I have a joke when drinking wine. The taste, texture, aroma and experience are all good, but someone should fix a flaw in it. Because all wine seems to have this problem where it stops working. There you are, one moment listening to the greatest hits of the 1980s and thinking how great everyone around you is, and the next you are sitting, feeling grouchy and disconsolate with a headache. This is a problem with other substances of use and abuse as well. You can not permanently stay in a state of ecstasy and exhalation. This is also the problem with material possessions and success. Even if it was possible to have all the possessions you desired, the pleasure of it would wear off soon enough.

If you have completed adolescence and do not have a personality disorder, this is something that you have come to accept.

I think, however, our society has one major loophole, big enough for us to drive a truck through, with the truck in question being our narcissism. And that loophole is Love, aka Wuv. Maybe we can accept that we will never be the most beautiful, rich and talented person around us, but the concept of love gives us a way to imagine that we are important and will be able to live in a state of perpetual exhilaration. But unlike making it a goal to stay permanently high on opium or cocaine, the idea that love can provide perpetual excitement is not seen as either selfish or unrealistic, but instead is seen by many as a laudable thing.

This is not just related to romantic love, either. The love of missionaries, whether religious missionaries or secular missionaries is another example. By loving and caring for others, the missionary is a hero who is connected to some higher power, whether it is God or "social progress". In this case, the narcissism is just connected to something larger, and more hidden.

This being explained, we can return to the title of this writeup: entertain evil thoughts. Although I don't know if "evil" is the term I would use, since "evil" is too associated with something demonic, twisted and occult. These "evil" thoughts are perhaps the most mundane, reasonable things to think about. Life is full of frustration, disappointment, anger, loss, resentment, and admitting what is a low level background white noise of negative emotions caused by everything from a slow-moving line at the DMV to the betrayal of friends is hardly "evil". It makes much more sense to focus on the emotions and thoughts we mostly experience, rather than to try to pretend our lives are about us being either the slayers of evil, or saviors of the world.

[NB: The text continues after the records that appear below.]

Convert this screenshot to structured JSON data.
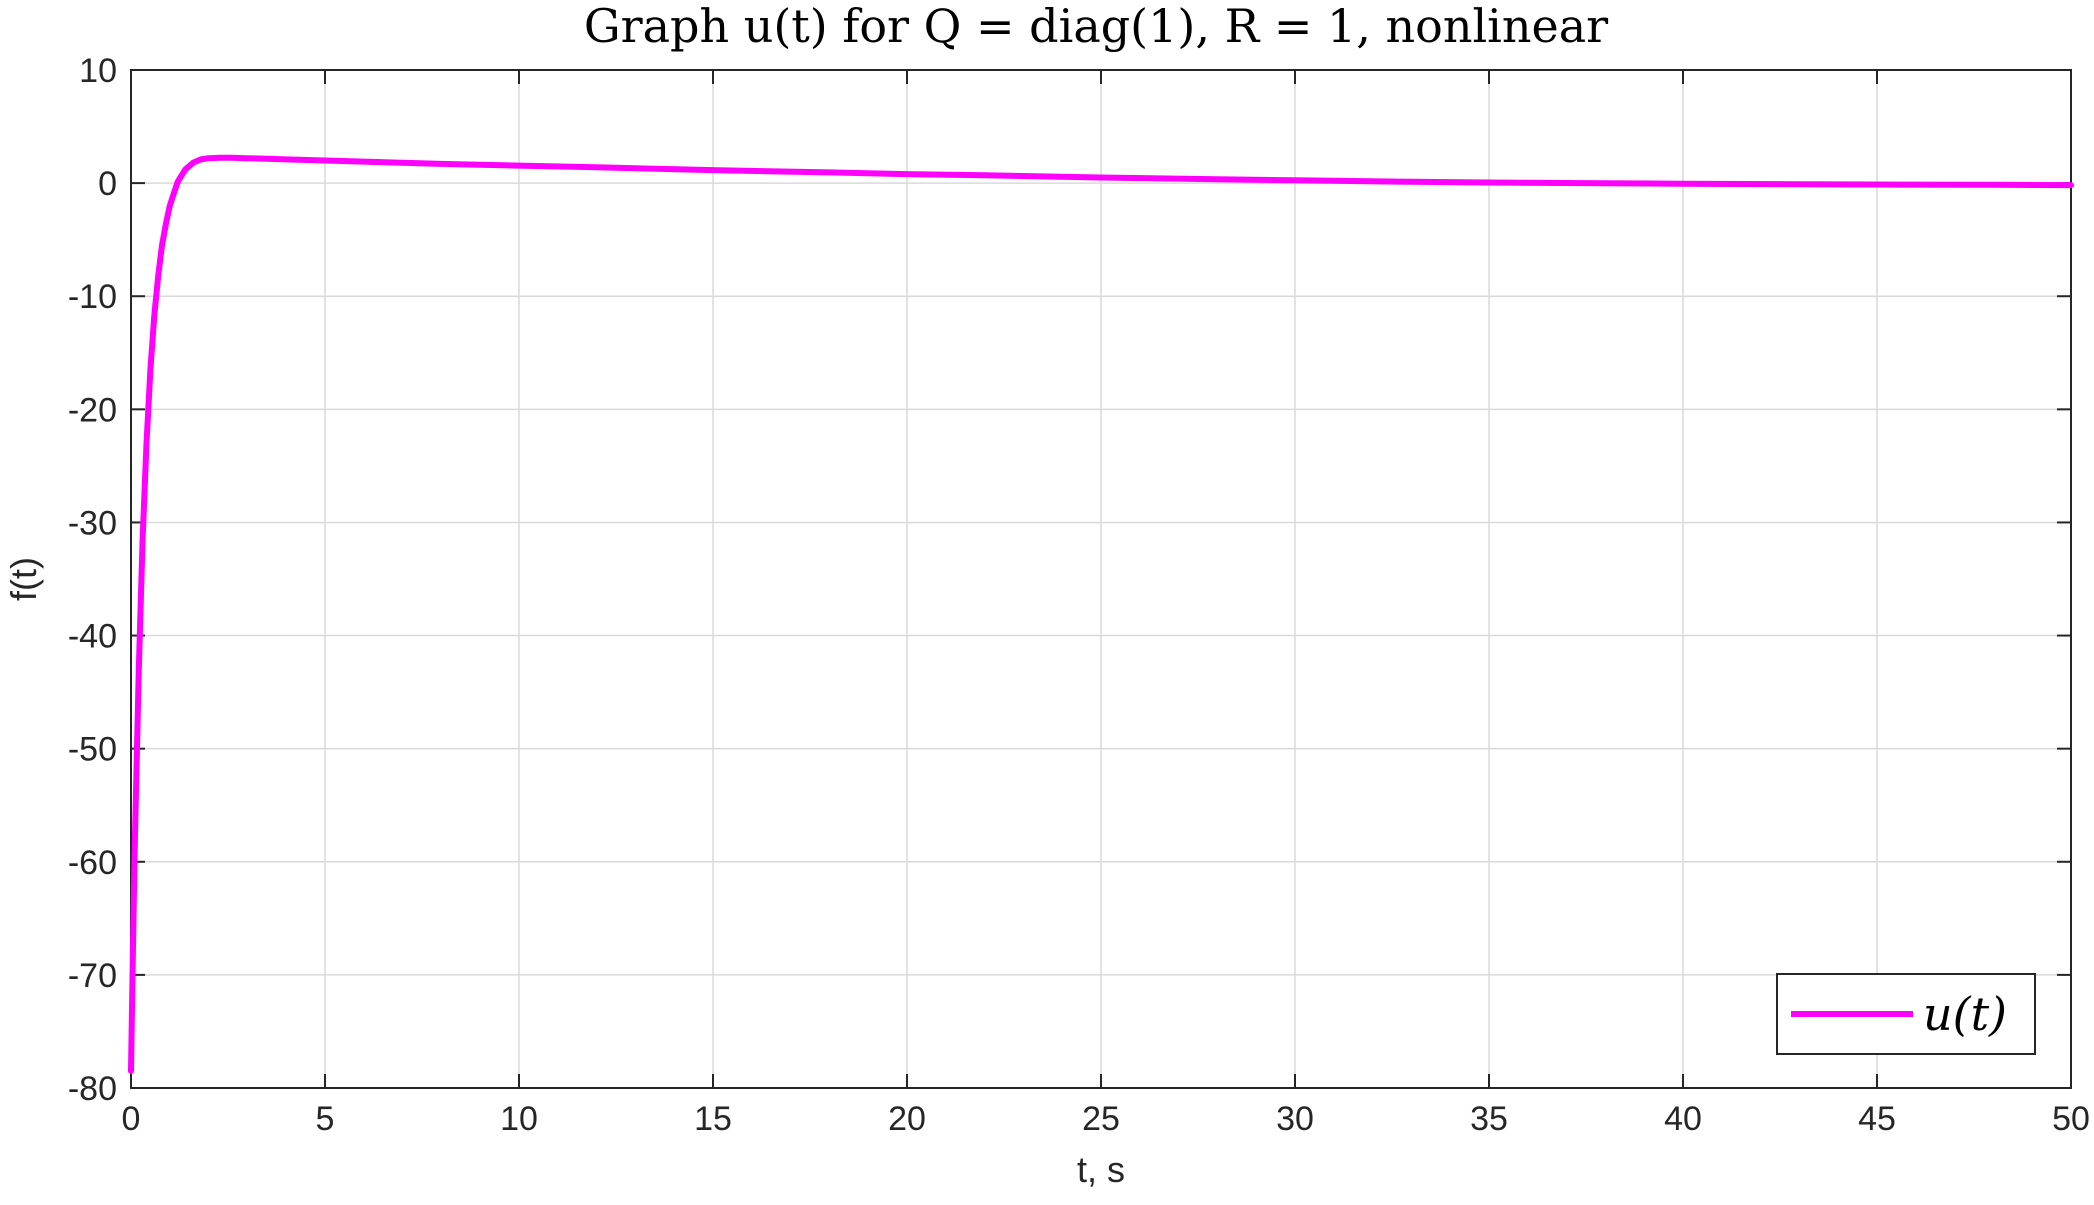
{
  "chart_data": {
    "type": "line",
    "title": "Graph u(t) for Q = diag(1), R = 1, nonlinear",
    "xlabel": "t, s",
    "ylabel": "f(t)",
    "xlim": [
      0,
      50
    ],
    "ylim": [
      -80,
      10
    ],
    "xticks": [
      0,
      5,
      10,
      15,
      20,
      25,
      30,
      35,
      40,
      45,
      50
    ],
    "yticks": [
      10,
      0,
      -10,
      -20,
      -30,
      -40,
      -50,
      -60,
      -70,
      -80
    ],
    "grid": true,
    "legend_position": "bottom-right",
    "series": [
      {
        "name": "u(t)",
        "color": "#ff00ff",
        "x": [
          0,
          0.05,
          0.1,
          0.2,
          0.3,
          0.4,
          0.5,
          0.6,
          0.7,
          0.8,
          0.9,
          1.0,
          1.2,
          1.4,
          1.6,
          1.8,
          2.0,
          2.3,
          2.6,
          3.0,
          3.5,
          4,
          5,
          6,
          8,
          10,
          12,
          15,
          18,
          20,
          22,
          25,
          28,
          30,
          33,
          35,
          38,
          40,
          43,
          45,
          48,
          50
        ],
        "y": [
          -78.5,
          -68,
          -58,
          -43,
          -31.5,
          -23,
          -16.5,
          -11.7,
          -8.2,
          -5.5,
          -3.6,
          -2.0,
          0.1,
          1.2,
          1.8,
          2.1,
          2.2,
          2.25,
          2.25,
          2.2,
          2.15,
          2.1,
          2.0,
          1.9,
          1.7,
          1.55,
          1.4,
          1.15,
          0.95,
          0.8,
          0.7,
          0.5,
          0.35,
          0.25,
          0.12,
          0.05,
          -0.02,
          -0.05,
          -0.1,
          -0.12,
          -0.15,
          -0.18
        ]
      }
    ]
  }
}
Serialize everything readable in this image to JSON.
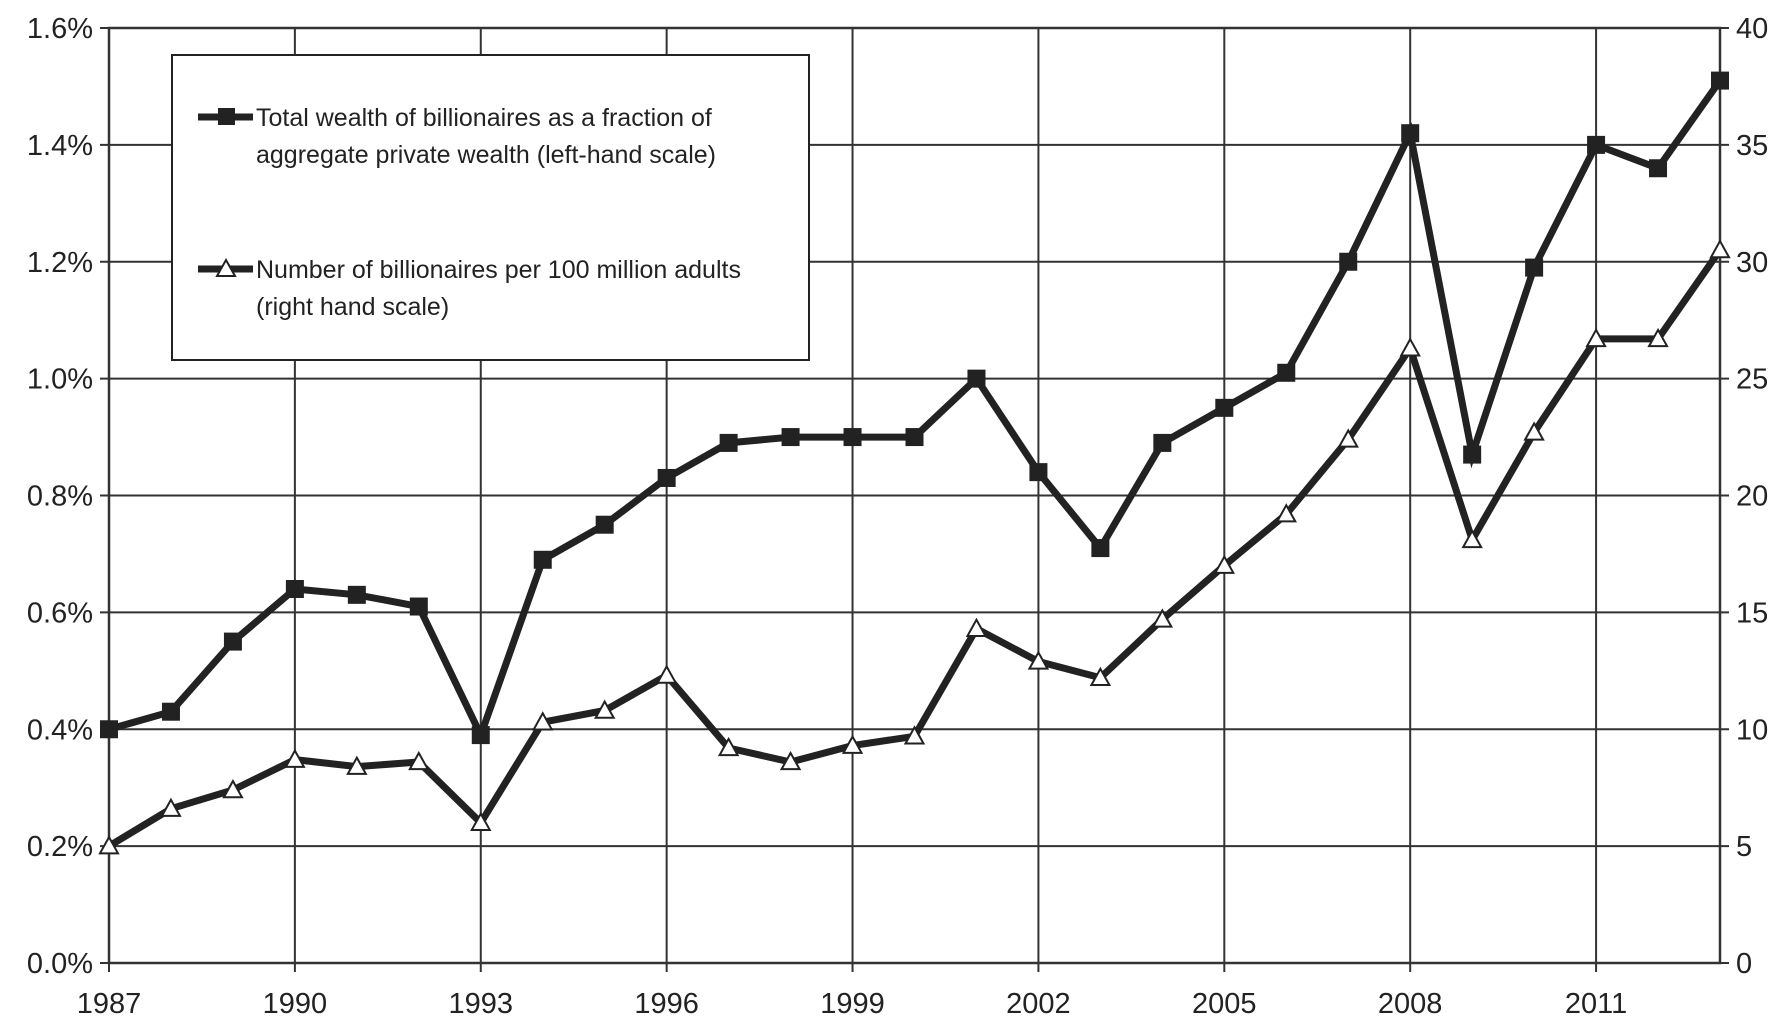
{
  "chart_data": {
    "type": "line",
    "title": "",
    "xlabel": "",
    "ylabel": "",
    "y2label": "",
    "x": [
      1987,
      1988,
      1989,
      1990,
      1991,
      1992,
      1993,
      1994,
      1995,
      1996,
      1997,
      1998,
      1999,
      2000,
      2001,
      2002,
      2003,
      2004,
      2005,
      2006,
      2007,
      2008,
      2009,
      2010,
      2011,
      2012,
      2013
    ],
    "xlim": [
      1987,
      2013
    ],
    "x_ticks": [
      "1987",
      "1990",
      "1993",
      "1996",
      "1999",
      "2002",
      "2005",
      "2008",
      "2011"
    ],
    "ylim": [
      0,
      1.6
    ],
    "y_ticks": [
      "0.0%",
      "0.2%",
      "0.4%",
      "0.6%",
      "0.8%",
      "1.0%",
      "1.2%",
      "1.4%",
      "1.6%"
    ],
    "y2lim": [
      0,
      40
    ],
    "y2_ticks": [
      "0",
      "5",
      "10",
      "15",
      "20",
      "25",
      "30",
      "35",
      "40"
    ],
    "grid": true,
    "legend_position": "top-left",
    "series": [
      {
        "name": "Total wealth of billionaires as a fraction of aggregate private wealth (left-hand scale)",
        "legend_lines": [
          "Total wealth of billionaires as a fraction of",
          "aggregate private wealth (left-hand scale)"
        ],
        "axis": "left",
        "marker": "square",
        "color": "#222222",
        "values": [
          0.4,
          0.43,
          0.55,
          0.64,
          0.63,
          0.61,
          0.39,
          0.69,
          0.75,
          0.83,
          0.89,
          0.9,
          0.9,
          0.9,
          1.0,
          0.84,
          0.71,
          0.89,
          0.95,
          1.01,
          1.2,
          1.42,
          0.87,
          1.19,
          1.4,
          1.36,
          1.51
        ]
      },
      {
        "name": "Number of billionaires per 100 million adults (right hand scale)",
        "legend_lines": [
          "Number of billionaires per 100 million adults",
          "(right hand scale)"
        ],
        "axis": "right",
        "marker": "triangle-open",
        "color": "#222222",
        "values": [
          5.0,
          6.6,
          7.4,
          8.7,
          8.4,
          8.6,
          6.0,
          10.3,
          10.8,
          12.3,
          9.2,
          8.6,
          9.3,
          9.7,
          14.3,
          12.9,
          12.2,
          14.7,
          17.0,
          19.2,
          22.4,
          26.3,
          18.1,
          22.7,
          26.7,
          26.7,
          30.5
        ]
      }
    ]
  }
}
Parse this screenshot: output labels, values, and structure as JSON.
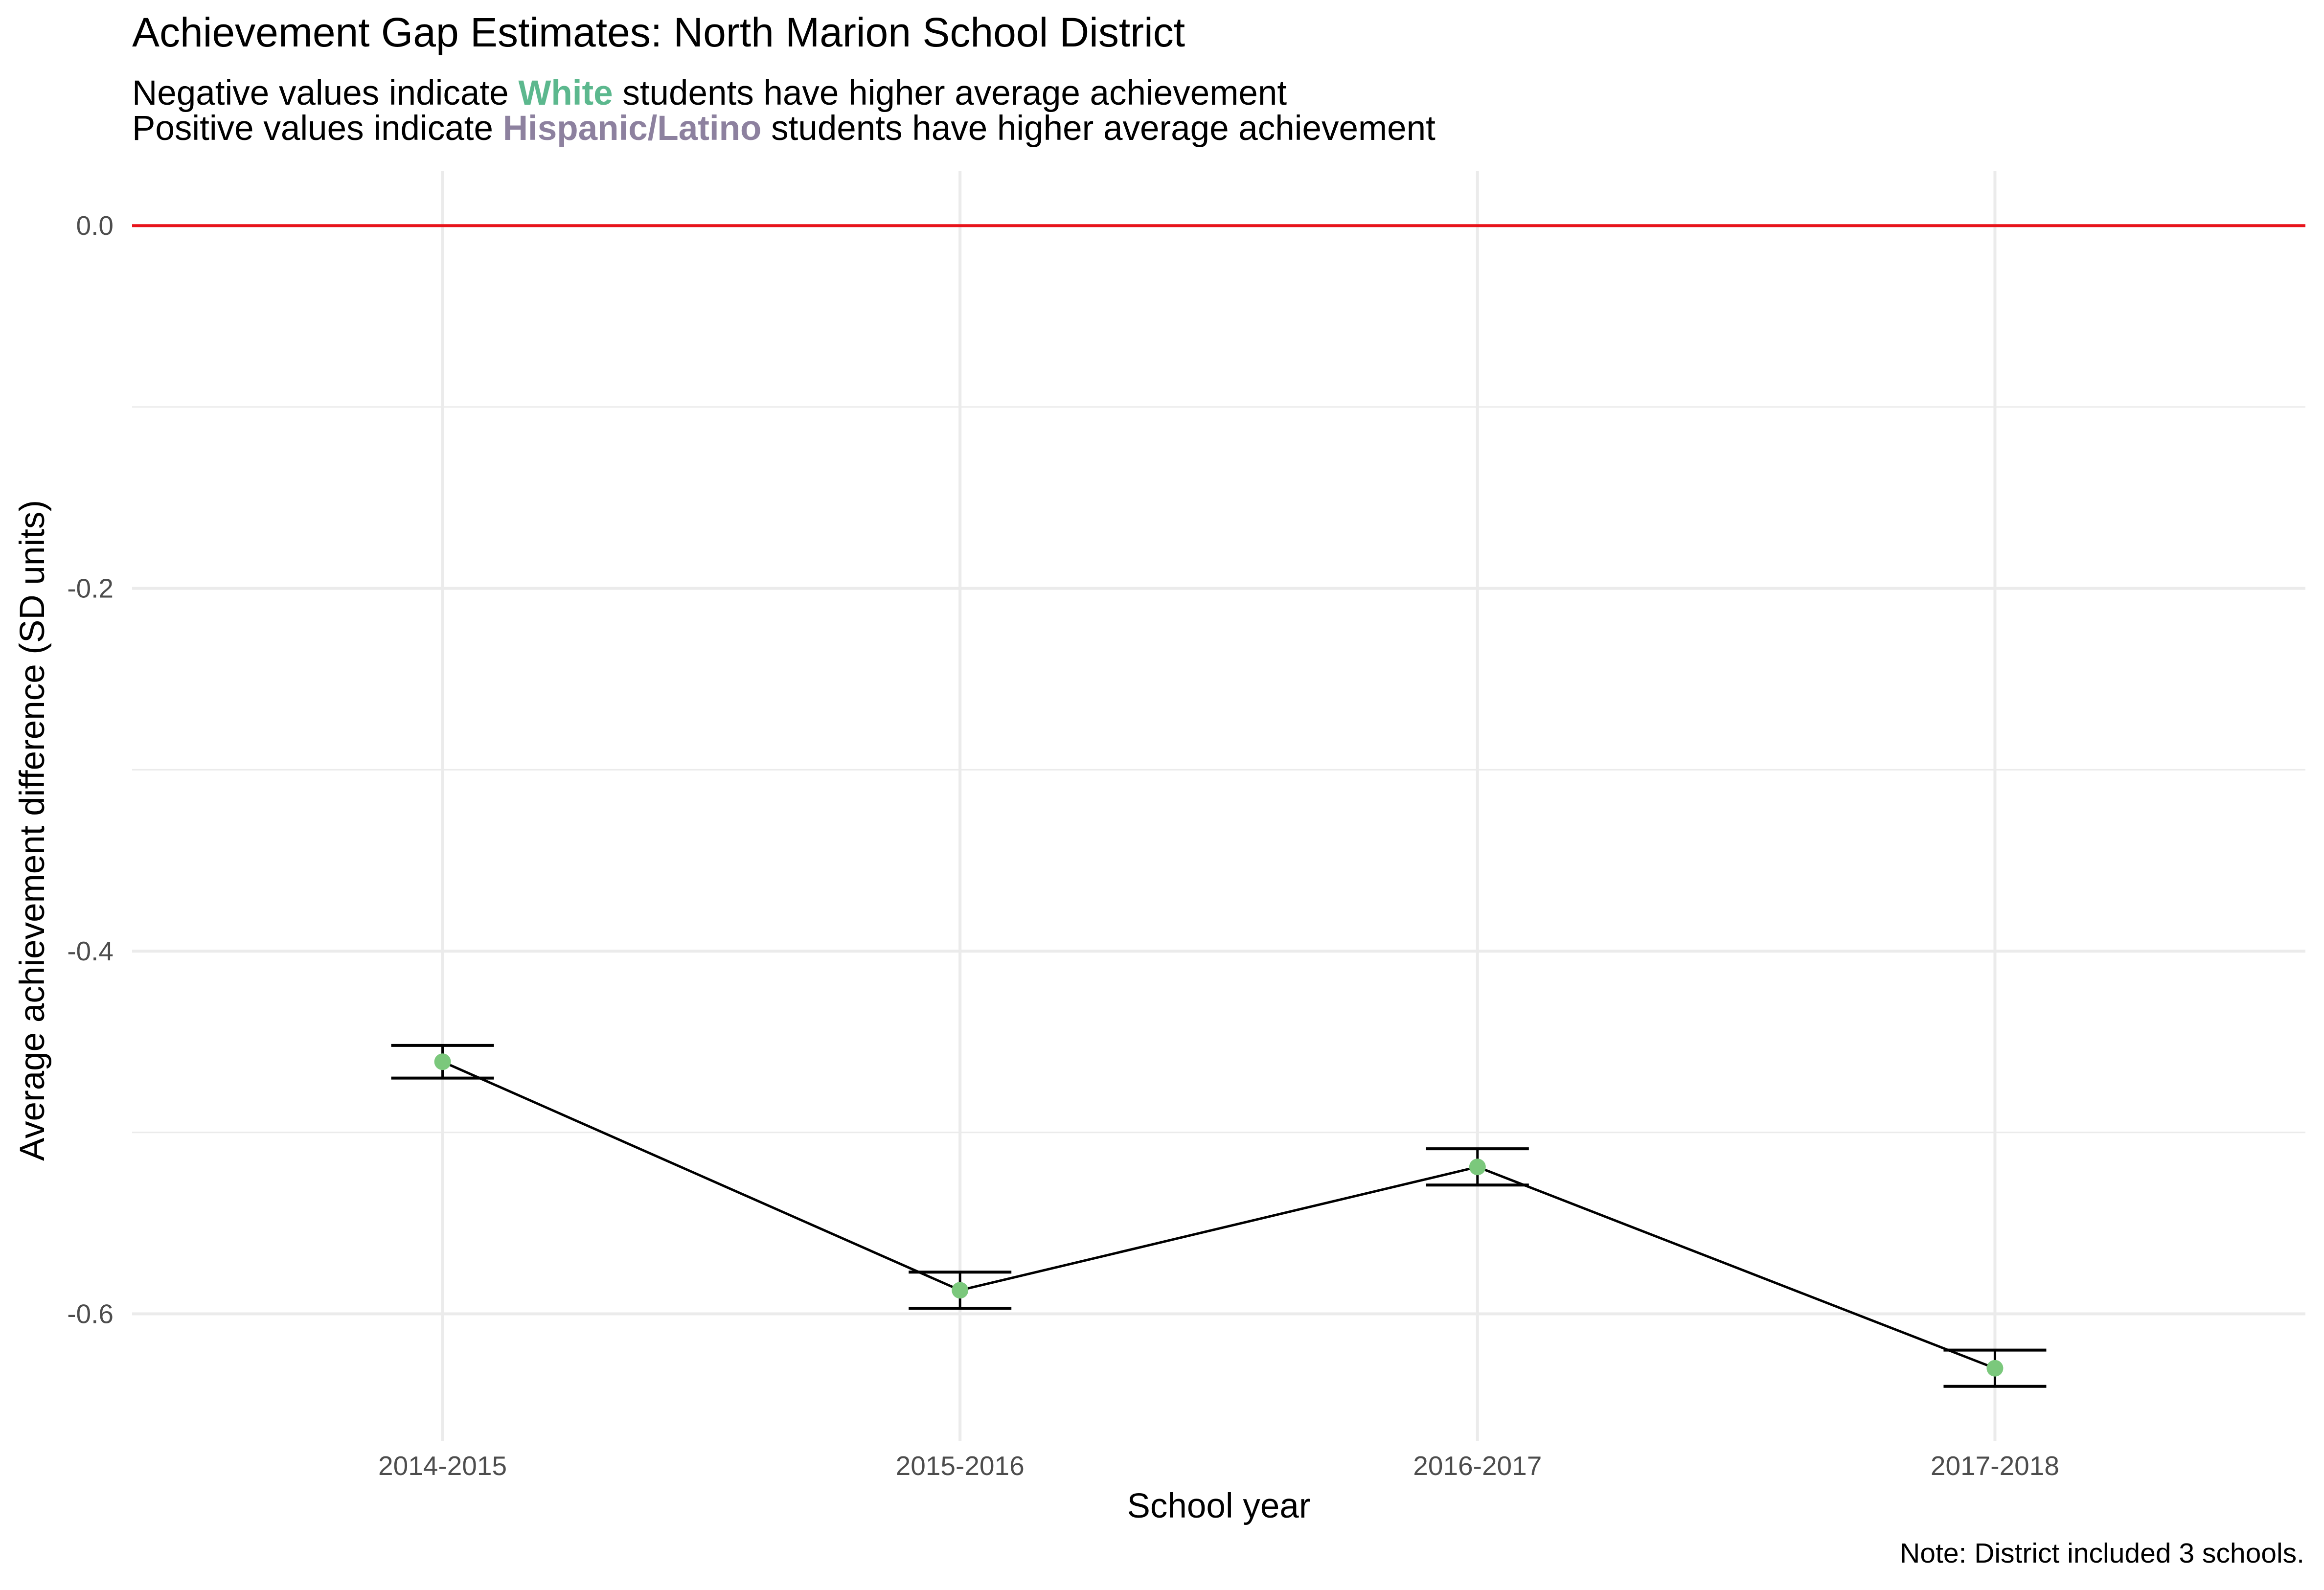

Because the truth of the matter is, that emotionally as well as spiritually, we may at some point be dying, afraid and in terrible pain. And to me, while I can easily conjure up memories of being ten miles up a mountain gravel road, dehydrated, and with the realization that my tooth has become inflamed enough that touching my tongue against it sends electrical shocks through me, and I can easily conjure up the feeling that no matter how much I want her to, and no matter how easy it is for her, she is not going to answer her telephone. But it is much more elusive for me to remember thoughts of being understood, in harmony and at good terms with the world around me. A step in spiritual growth is to accept the world as it is, not as we wish it to be, and it therefore means that we should accept the world, and ourselves, for the evil within.